Jerry Saltz, New York Magazine’s chief art critic, has selected Signe Pierce as one of 11 artists set to have a breakout year.
11 Artists Poised to Have a Breakout Year
By Jerry Saltz
For our Art and Design issue, New York has been examining the art world’s recent past — tracing the identity-politics revolution; catching up with Richard Prince, the Warhol of the Instagram age — and it’s present, as we sit down with James Franco to let him make a case for his art and get a crash course in today’s market from a Sotheby’s advisor. And now we look to the future: ahead, 11 artists, selected by senior art critic Jerry Saltz, who are poised to have breakout years, along with a sampling of their work.
Text by Jerry Saltz. Photographs by Bobby Doherty. Styling by Rebecca Ramsey.
A beloved downtown favorite, Cianciolo makes bewitching rabbit-hole installations involving small blankets that display her homemade boxes that open to reveal endless worlds of ephemera, personal notes, ancillary drawings, and personal items.
Yiadom-Boakye is a great portraitist of the flesh whose every flickering thick mark and opulent stroke asserts the traditional language of figure painting (going back to Sargent and Manet) and reminds us that the very word flesh is charged with many meanings. Sexy, clay-y wet-on-wet surfaces.
An artist of uncanny materiality, Cameron-Weir makes silver seashells that double as incense burners and oil lamps that are sometimes attached to ceilings or long snaking white walls and that venture into archaic realms of archaeology, psychological trance, and sculptural divination.
Upson’s Edgar Allan Poe surrealism tells tales of lovers, strangers, and dangers using contorted casts of discarded objects like couches and mattresses as well as detailed replicas of genitalia and bacchanal videos of haunted huts.
Pierce’s American Reflexxx — made with Alli Coates, her former girlfriend — gives us the androgynous sexy artist in a mini-dress and a silver mask strolling a South Carolina boardwalk. She attracts an enormous crowd just by her strange unleashed female sexuality. Horror strikes, as out of the crowd a middle-age white woman runs full speed at Pierce from behind and shoves her to the ground.
Fowler has a way with ungainly scale — things the size of a Subaru — and he has a far-out feel for unwieldy materials like glass, wood, and rope. Everything is woven into objects that are as much paintings and sculptures as they are flags, shields, barriers, and parapets. A wild Rauschenbergian spirit beats here.
An artist who, in 2014, bought, lived, and showed art in a huge old RV, Madere creates his own sprawling art of moving parts, air machines, and assembled materials in a jamboree of sculptural smarts.

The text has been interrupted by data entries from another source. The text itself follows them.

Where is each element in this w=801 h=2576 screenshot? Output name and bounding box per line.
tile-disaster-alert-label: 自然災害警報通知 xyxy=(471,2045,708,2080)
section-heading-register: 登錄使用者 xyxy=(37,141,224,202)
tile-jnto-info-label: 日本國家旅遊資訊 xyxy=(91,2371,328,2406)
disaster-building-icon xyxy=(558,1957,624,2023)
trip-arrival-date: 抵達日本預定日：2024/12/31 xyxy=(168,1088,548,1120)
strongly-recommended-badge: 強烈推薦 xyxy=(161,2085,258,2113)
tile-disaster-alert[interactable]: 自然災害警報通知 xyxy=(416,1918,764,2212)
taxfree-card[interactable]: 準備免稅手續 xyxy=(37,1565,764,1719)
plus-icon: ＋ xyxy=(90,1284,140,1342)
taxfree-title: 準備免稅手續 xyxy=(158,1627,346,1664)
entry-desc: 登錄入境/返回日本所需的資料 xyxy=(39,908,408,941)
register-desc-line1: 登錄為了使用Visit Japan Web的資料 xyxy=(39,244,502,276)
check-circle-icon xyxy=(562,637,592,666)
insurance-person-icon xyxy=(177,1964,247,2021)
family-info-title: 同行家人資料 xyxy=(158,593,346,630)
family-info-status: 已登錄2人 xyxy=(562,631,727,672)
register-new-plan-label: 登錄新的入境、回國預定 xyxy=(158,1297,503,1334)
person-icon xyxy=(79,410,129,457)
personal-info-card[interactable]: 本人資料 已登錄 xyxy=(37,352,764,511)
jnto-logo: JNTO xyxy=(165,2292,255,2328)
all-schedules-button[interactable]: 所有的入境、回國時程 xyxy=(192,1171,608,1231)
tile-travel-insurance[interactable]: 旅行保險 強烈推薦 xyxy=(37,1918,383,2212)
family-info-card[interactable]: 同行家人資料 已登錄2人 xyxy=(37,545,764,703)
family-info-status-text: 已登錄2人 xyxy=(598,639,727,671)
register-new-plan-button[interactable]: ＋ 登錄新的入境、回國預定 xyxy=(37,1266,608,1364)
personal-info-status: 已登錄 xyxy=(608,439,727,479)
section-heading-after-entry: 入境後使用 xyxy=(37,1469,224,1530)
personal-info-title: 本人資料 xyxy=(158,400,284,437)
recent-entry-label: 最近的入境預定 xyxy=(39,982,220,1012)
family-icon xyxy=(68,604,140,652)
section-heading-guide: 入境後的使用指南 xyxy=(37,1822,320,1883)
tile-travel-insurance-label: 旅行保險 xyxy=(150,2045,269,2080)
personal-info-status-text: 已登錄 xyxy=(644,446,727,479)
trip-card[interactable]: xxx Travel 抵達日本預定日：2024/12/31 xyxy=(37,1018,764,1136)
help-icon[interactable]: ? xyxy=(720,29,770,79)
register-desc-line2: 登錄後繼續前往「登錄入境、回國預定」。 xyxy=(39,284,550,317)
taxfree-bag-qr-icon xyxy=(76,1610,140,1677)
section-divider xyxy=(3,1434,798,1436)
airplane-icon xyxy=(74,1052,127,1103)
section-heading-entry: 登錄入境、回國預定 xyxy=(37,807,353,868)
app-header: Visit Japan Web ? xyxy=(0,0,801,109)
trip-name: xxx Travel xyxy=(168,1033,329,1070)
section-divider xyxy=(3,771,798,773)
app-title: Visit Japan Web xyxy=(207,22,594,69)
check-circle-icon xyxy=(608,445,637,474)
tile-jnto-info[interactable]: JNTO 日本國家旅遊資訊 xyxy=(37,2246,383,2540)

Ursuta, a witchcraft-y master of materials born in the former communist Romania, has made installations with shattered gallery windows, images of Gypsy women awaiting deportation, a catapult that smashed paint balls against walls. One of the best sculptural forces around.
With a varied, carefully controlled, always alive approach to painting, Churchman masters many subjects: making reprises of Rousseau; a new residential tower overlooking Central Park; reproductions of 19th-century fabrics that fill us with longing to travel the world. All with a convincingly earnest, almost outsider touch.

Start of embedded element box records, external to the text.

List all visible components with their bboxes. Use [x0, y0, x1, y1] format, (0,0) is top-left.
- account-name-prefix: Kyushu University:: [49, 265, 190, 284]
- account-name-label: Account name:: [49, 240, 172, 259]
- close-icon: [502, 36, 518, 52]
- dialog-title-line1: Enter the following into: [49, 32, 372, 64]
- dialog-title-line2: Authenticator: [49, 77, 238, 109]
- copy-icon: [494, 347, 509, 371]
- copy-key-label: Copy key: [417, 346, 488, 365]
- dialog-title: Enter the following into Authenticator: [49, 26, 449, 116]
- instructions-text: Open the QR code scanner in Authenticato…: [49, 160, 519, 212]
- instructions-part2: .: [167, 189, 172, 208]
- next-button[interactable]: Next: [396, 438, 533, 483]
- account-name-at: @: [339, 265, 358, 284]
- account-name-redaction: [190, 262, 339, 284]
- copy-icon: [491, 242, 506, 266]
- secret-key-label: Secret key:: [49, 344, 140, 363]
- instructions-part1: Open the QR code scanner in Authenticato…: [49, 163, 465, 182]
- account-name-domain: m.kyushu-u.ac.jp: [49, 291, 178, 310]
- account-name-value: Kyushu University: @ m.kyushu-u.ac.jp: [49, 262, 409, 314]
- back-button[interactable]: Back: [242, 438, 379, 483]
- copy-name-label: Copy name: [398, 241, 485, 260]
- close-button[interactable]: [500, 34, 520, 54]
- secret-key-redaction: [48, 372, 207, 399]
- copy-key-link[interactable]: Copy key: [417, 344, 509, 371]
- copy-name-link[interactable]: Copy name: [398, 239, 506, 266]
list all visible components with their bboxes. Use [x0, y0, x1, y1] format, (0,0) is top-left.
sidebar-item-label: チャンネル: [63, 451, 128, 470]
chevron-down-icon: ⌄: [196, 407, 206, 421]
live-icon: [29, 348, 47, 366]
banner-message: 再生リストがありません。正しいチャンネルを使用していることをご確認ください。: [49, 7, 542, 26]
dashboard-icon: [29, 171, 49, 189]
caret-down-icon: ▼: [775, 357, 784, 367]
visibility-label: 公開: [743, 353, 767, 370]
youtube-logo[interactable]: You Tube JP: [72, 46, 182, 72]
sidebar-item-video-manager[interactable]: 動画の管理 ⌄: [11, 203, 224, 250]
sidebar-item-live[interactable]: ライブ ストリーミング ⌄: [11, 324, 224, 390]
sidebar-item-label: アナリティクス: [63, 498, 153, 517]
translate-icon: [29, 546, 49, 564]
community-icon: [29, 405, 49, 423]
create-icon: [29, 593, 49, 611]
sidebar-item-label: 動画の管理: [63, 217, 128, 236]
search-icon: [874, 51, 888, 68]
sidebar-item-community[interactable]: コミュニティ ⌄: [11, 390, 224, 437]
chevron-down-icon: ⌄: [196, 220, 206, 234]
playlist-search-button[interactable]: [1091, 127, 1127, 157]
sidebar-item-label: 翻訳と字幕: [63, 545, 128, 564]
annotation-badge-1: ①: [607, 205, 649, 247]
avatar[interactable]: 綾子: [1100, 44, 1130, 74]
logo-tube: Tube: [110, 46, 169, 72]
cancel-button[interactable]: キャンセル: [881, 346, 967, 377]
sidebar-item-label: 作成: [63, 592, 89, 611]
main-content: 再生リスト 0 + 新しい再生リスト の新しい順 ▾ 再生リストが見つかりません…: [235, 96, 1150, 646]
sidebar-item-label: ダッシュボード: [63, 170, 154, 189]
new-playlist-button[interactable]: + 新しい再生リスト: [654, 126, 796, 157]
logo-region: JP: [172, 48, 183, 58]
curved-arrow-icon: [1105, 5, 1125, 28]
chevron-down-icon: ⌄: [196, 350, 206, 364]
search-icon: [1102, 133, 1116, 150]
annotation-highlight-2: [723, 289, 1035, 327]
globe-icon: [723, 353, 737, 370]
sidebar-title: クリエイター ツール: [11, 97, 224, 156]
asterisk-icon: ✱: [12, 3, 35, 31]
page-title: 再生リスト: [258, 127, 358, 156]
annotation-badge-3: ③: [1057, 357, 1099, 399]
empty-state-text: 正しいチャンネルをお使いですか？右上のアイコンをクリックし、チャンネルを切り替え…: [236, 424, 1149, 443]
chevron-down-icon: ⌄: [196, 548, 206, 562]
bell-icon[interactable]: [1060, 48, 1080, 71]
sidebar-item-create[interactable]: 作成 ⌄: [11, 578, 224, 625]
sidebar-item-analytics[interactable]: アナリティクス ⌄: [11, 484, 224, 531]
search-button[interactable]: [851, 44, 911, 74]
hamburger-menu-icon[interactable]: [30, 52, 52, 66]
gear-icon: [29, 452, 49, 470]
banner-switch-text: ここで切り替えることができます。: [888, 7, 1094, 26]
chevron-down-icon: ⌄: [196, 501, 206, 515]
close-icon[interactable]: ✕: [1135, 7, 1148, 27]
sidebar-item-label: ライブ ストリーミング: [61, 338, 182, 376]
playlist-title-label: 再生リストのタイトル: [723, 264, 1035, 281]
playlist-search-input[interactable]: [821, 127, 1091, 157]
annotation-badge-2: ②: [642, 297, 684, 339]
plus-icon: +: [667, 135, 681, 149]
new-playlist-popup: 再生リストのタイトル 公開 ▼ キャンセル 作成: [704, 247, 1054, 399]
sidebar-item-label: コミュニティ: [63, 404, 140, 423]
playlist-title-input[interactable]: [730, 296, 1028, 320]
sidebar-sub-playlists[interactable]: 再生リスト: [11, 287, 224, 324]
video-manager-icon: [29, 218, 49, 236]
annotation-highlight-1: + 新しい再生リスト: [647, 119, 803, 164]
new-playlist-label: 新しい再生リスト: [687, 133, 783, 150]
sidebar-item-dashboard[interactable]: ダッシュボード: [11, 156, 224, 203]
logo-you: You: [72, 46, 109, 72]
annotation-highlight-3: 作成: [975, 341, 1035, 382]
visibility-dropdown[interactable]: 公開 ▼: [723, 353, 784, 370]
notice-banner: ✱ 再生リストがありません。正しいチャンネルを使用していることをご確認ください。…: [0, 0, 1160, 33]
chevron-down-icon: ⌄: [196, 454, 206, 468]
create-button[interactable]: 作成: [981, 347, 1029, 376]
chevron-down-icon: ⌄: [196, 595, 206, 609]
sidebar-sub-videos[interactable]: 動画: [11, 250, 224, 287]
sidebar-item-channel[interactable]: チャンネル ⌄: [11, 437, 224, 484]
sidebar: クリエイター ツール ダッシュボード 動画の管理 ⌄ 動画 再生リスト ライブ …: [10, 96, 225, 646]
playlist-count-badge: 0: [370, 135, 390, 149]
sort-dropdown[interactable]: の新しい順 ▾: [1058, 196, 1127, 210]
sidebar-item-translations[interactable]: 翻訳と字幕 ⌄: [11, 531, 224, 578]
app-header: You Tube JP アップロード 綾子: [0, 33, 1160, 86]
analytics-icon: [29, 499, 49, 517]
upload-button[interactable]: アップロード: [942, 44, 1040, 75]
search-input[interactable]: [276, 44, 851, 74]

Deploying wild style, almost expressionist color, and painterly bravado in sexy, strong female nudes, Dancy crosses modernist figuration, neon-lit stripper signs, and large wall drawings done in wonderful washes. I revel in this artist’s work, yet somehow I seem to bicker with her every time I see her. Optically raucous.
Nathaniel Mary Quinn
Quinn’s intensely vivisected Frankensteinian faces and viscously spliced figures make a nation of loved, colorful portraits. Bold shifts of scale, fungal surfaces that slide between smooth and gloppy, and attacks on integrated pictorial wholeness.